With the evenings already beginning to draw in, the wind gently buffeting the house and the rain (oh, the rain) streaming steadily down, one would think it was a day designed for writing. It is August, yes, but a small fire is burning merrily in the hearth and it’s cosy with a capital ‘C’.
The problem is – writing doesn’t always necessarily want to come, even when conditions are as perfect as this. A day for reading, then, and perhaps sketching out a few words later. This will be inspiring and a flurry of writing will follow!
Well, this is sort of how my planned writing day panned out. A few pages were written, yes, some reading was done, but really, the results were not as anticipated. And even reading great stories can sometimes put you off picking up that pen (yes, I’m still physically writing everything before I type it all up!), as you instantly compare your efforts with the book you’ve just put down and then think – maybe later.

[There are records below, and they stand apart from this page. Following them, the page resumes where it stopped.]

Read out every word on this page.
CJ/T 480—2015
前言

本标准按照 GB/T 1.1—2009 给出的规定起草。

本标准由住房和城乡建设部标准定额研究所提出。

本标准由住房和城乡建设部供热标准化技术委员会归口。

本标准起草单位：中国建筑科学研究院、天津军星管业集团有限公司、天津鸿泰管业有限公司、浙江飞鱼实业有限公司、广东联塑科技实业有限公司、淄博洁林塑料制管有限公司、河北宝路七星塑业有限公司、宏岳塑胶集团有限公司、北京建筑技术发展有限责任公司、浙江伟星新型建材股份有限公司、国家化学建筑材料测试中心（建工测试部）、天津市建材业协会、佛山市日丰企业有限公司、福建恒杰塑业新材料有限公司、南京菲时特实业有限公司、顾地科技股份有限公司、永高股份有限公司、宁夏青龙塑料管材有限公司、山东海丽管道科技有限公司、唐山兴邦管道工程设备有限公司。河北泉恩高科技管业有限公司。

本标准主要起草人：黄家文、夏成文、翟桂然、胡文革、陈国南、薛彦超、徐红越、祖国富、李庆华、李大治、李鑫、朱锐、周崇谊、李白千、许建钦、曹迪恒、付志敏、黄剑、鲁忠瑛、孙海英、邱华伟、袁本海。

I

However, ‘maybe later’ can easily become a downward slope to writing less and less and soon not at all, so that’s just not an option for me. Besides, writing is fun, even when you don’t always know where it’s leading. In fact, in my case, I prefer it when I don’t know what’s going to happen. I like to follow the pen and edit later. I finished a short story last week (I say finished, but you know I mean the first, written draft…) and when I was typing it up, it changed along the way. A lot. When I re-read it a couple of days later, it changed a bit more and a bit more… I should also add that in my notebook, the final three pages were completely scrapped when I was initially typing it up, as a better ending came to me as I was keying it in. And… it may change again. I love writing, but I also love editing, as the bones of the story are there, but you get to deconstruct them or create new threads, flesh things out and see the story come to life.
So, today, when I wrote a few pages of my next story, I had a rough idea of the framework, but no real idea yet of what would unfold. I have no doubt ideas will come to me while I’m out walking my dog this week, and also, when I’m writing and then editing it.
I think the point is not to panic, but as many another writer would probably also say – to just pick up the pen, sit at the computer and write something. There’ll be days when you won’t write much, or indeed, much of any worth, but there’ll always be something good to come of it.
A – you’ll have written something (and writers write, they don’t just talk about it)
B – you might get the seed of another, better idea from your scribbles
C – you may realise this idea isn’t working, and this is good – no point flogging a dead horse
D – it’s practice for the good stuff – which WILL come
Anyway, those are just some of my thoughts after a productive(ish) day which I’d thought was destined for greater things. But writing will come when it will come and for me, it’s more often during those odd times of the day, when you go to do something else and pick up a pen instead. When you stand up to go to bed but then decide to flick through your notes and scribble just a few sentences to make yourself feel as if you’d achieved some writing that day… and then end up scribbling into the wee hours.